400 000 normes pèsent sur les collectivités

L’inflation normative est au cœur des préoccupations des élus locaux : 400 000 normes s’appliquent aujourd’hui aux collectivités territoriales et les règles nouvelles coûtent 500 millions d’euros chaque année. Lors des Etats Généraux de la démocratie territoriale organisés par le Sénat,  près de 70% des élus avaient placé les contraintes réglementaires (notamment en matière d’urbanisme, d’infrastructures sportives et d’environnement) en tête des difficultés rencontrées dans l’exercice de leur mandat.

Au moment même que les moyens des collectivités locales sont limités, il est nécessaire de préserver leurs marges d’intervention en allégeant les charges et les délais normatifs qui leur sont imposés.

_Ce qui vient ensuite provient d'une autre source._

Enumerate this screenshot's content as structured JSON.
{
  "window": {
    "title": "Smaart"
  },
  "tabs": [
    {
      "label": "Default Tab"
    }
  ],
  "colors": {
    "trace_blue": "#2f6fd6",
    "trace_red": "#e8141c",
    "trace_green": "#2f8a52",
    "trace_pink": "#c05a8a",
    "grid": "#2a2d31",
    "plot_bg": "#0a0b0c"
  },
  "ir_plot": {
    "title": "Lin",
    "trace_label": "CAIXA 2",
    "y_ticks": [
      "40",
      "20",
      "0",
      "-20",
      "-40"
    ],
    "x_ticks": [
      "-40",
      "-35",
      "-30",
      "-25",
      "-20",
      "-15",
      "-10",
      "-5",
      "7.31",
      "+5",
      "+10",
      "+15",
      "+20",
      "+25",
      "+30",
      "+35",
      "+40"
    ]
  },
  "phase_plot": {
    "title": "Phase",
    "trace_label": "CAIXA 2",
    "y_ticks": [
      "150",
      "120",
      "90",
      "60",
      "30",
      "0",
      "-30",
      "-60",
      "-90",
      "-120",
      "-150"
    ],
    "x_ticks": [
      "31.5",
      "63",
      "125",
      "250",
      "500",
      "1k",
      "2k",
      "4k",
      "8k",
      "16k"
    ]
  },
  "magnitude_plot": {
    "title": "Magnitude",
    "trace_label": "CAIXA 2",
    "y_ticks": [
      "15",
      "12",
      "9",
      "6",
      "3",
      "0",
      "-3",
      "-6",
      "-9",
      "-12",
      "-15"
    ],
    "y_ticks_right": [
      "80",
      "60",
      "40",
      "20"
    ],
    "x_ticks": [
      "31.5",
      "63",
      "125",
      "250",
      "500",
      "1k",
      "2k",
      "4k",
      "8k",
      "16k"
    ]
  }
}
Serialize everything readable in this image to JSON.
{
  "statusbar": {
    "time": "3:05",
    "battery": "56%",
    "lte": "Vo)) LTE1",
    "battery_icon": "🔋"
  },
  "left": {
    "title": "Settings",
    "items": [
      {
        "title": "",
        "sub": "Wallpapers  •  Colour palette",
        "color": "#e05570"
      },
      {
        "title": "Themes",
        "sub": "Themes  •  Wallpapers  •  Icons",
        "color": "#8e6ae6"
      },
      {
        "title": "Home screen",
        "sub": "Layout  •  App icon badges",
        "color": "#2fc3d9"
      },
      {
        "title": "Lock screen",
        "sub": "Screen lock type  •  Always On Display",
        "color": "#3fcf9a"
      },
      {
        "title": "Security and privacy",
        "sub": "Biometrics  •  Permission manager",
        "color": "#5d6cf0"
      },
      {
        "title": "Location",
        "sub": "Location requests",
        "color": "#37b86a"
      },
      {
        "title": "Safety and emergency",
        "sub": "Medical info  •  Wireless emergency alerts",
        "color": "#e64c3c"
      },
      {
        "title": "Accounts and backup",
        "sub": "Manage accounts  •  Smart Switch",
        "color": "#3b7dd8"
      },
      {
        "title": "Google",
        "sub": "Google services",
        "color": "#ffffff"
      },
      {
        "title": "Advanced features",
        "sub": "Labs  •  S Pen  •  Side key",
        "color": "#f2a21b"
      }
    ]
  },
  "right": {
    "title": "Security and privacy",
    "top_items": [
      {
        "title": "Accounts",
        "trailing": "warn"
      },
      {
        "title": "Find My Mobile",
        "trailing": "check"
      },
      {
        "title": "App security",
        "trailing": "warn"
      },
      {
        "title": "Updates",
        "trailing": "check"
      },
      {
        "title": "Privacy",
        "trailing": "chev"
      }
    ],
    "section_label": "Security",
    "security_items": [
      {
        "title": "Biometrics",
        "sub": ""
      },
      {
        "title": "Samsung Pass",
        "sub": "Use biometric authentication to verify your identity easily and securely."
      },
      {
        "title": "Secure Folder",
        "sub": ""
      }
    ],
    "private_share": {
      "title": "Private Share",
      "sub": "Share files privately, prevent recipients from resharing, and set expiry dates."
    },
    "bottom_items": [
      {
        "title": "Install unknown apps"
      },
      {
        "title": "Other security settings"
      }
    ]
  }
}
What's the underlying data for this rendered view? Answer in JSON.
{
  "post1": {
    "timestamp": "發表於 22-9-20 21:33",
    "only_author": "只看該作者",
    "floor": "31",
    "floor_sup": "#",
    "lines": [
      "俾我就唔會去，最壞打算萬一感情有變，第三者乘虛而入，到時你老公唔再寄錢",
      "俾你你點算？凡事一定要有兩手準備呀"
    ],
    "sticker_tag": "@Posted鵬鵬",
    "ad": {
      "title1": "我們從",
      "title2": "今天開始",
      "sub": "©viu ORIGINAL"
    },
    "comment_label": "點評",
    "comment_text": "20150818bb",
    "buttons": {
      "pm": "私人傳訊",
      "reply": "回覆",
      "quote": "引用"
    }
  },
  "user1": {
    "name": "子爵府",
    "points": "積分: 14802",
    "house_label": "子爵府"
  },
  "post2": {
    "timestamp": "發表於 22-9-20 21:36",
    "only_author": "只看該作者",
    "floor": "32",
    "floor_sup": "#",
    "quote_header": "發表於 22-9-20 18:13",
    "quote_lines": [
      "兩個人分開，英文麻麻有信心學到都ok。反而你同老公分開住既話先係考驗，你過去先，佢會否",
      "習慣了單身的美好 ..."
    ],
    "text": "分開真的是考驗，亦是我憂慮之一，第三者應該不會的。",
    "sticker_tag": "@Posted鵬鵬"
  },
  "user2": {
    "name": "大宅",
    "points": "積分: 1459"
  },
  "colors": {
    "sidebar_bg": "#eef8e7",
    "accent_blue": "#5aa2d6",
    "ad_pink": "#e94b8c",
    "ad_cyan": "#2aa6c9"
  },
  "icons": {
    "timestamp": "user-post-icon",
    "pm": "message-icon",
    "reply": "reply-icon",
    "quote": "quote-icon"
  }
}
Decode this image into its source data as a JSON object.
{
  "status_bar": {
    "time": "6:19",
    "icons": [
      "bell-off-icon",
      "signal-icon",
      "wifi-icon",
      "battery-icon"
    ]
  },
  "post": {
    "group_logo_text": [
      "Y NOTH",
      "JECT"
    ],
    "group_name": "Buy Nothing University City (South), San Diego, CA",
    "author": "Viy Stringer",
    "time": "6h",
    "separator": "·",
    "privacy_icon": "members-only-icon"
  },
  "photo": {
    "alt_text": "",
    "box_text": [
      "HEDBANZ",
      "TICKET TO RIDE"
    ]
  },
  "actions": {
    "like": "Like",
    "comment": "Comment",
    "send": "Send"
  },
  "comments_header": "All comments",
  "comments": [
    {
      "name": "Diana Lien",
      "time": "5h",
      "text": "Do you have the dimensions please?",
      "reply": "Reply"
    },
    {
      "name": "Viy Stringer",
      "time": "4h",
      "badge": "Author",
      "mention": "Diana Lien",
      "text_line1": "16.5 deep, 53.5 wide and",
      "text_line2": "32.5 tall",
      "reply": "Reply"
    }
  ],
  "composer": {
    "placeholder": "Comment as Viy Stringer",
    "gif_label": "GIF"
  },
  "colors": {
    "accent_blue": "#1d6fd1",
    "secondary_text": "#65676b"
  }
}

Dans leur  rapport de mission de lutte contre l’inflation normative remis au Premier ministre en mars 2013, Alain Lambert, président du conseil général de l’Orne, et Jean-Claude Boulard, maire du Mans, dressent à juste titre un constat édifiant d’un stock de normes qui « s’est constitué au fil du temps par addition, sédimentation, superposition, comme les couches d’une géologie juridique ». Poursuivant un impératif de simplification, les deux parlementaires y proposent plusieurs mesures pour y parvenir, avec un triple objectif de souplesse, de stabilité et de sécurisation des normes. Le principe de « normeur – payeur » y est esquissé ; en d’autres termes, qui prescrit une norme doit la financer, ou à tout le moins en cerner concrètement les impacts financiers de sa mise en œuvre.